BUG: numba backend Blockwise.Vectorize shape check regression in 3.0.4 for Join with shape (1,) declared inputs that are scalar at runtime

### Describe the issue

`pytensor 3.0.4` raises `ValueError: Vectorized input N is expected to have shape 1 in axis N` (from `pytensor/link/numba/dispatch/vectorize_codegen.py`, surfaced via `pytensor/link/basic.py:682`) on a `Join(axis=0, ...)` whose inputs are *declared* `TensorType(float64, shape=(1,))` but receive runtime values of shape `()`.

The same graph compiles and runs cleanly under:
- pytensor **3.0.3** + numba linker
- pytensor 3.0.4 + cvm linker

The error string itself exists in both 3.0.3 and 3.0.4, but the 3.0.4 refactor of `vectorize_codegen.py` (e.g. pymc-devs/pytensor#2015 fusing `AdvancedSubtensor → Elemwise → AdvancedIncSubtensor` and rewriting the `_vectorized` intrinsic) routes this graph through the strict shape check that 3.0.3 silently tolerated.

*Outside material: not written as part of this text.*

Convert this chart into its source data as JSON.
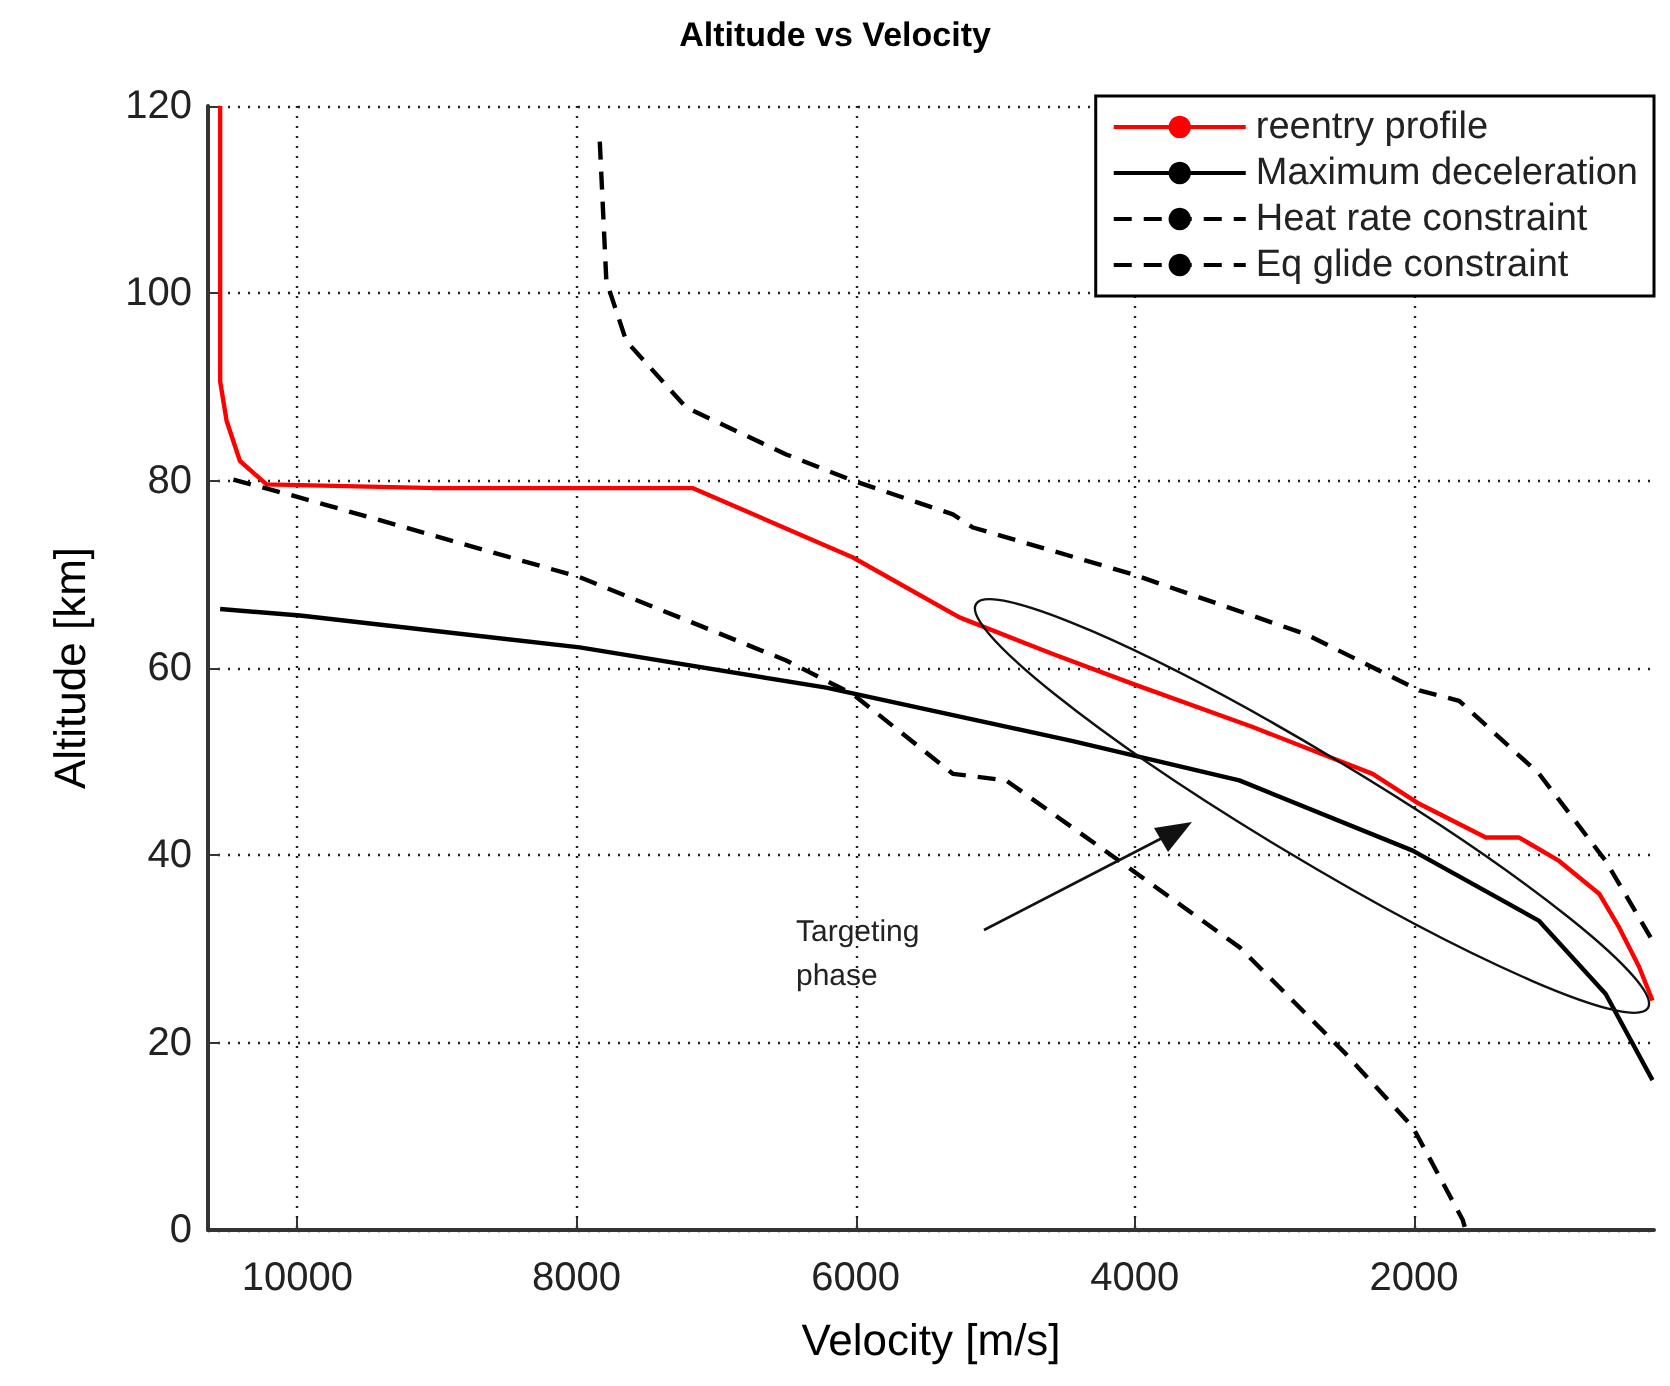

The graph is produced by `pymc 6.0.1`'s `compile_dlogp` for an ordinal-family (`cumulative`, `sratio`) bambi model. The mismatch originates in pymc's gradient routine: the `Normal` slope for a scalar common term has its gradient declared `TensorType(float64, shape=(1,))` but the gradient evaluates to a 0-d scalar `array(0.)` at runtime.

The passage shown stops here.